Ein Vorschlag, wie das „Elternwahlrecht“ würde, nach Meinung der VeranstaltungsteilnehmerInnen wohl eher gegen eine Demokratisierung der Gesellschaft arbeiten und nicht dafür. Denn immerhin sollte man sich im Klaren darüber sein, dass so etwas, wie das Wahlrecht eigentlich nicht übertragbar sein sollte, da jeder Mensch seine eigene politische Meinung vertritt und keine anderer einem diese Entscheidung abnehmen darf. Außerdem stellt sich die Frage, wer dann letztendlich für das Kind wählen geht. Vater oder Mutter? Und ab wann darf das Kind selber wählen? Und vielleicht darf man dieser Stelle auch ein Mal den Gedanken äußern, dass ein derartiger Vorschlag vielleicht nur indirekt eine stärkere Geburtenrate herbeiführen soll; über die Tatsache „Je mehr Kinder ich habe, desto stärker fällt meine politische Meinung ins Gewicht.“ Ob dies nicht eher das Elternwahlrecht an sich in Frage stellt, muss nach Ansicht der teilnehmerInnen ausgiebig diskutiert werden.

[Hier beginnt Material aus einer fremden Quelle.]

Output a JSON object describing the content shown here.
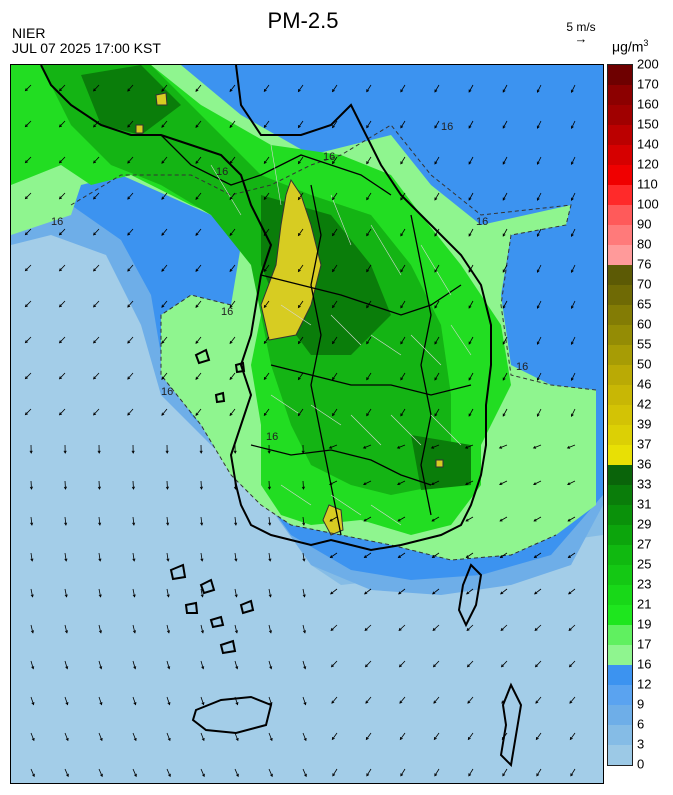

Es sind viele Baustellen in unserer „demokratischen“ Gesellschaft, die an diesem Mittwochabend angesprochen worden sind. Dass eine Absenkung des Wahlalters und/oder ein Elternwahlecht keine Allheilmittel sind, war wohl jedem Teilnehmer und jeder Teilnehmerin bewusst. Doch dass man langsam wieder verstärkt anfangen müsste die Beteiligung von Jugendlichen an der Demokratie zu diskutieren, ist eher eine verspätete Feststellung als ein plötzlicher Geistesblitz. Auch wir SozialdemokratInnen müssen uns an dieser Diskussion konstruktiv beteiligen, wenn nicht sogar gerade wir. Denn immerhin waren wir es die das Wahlrecht der Frauen einst gefordert haben und damals haben noch viele, vorwiegend Männer, an der Urteilsfähigkeit einer Frau gezweifelt. Wir sollten uns daher mal überlegen, ob wir Jugendlichen nicht zu wenig Mitsprache an unserer Gesellschaft erlauben. An einer Gesellschaft, die sie irgendwann gestalten sollen; denn eine sture und irgendwo willkürlich gesetzte Altersgrenze, wie 18 Jahre, kann sonst zum Stolperstein jeder demokratischen Errungenschaft werden.
Wenn wir schon als Slogan „Kraft der Erneuerung“ tragen, dann sollten wir auch danach handeln und neuen Vorschlägen eine Chance geben.
Denn der populistische Slogan: „DemokartInnen sind in Deutschland unerwünscht“ kann sonst irgendwann zur Tatsache werden.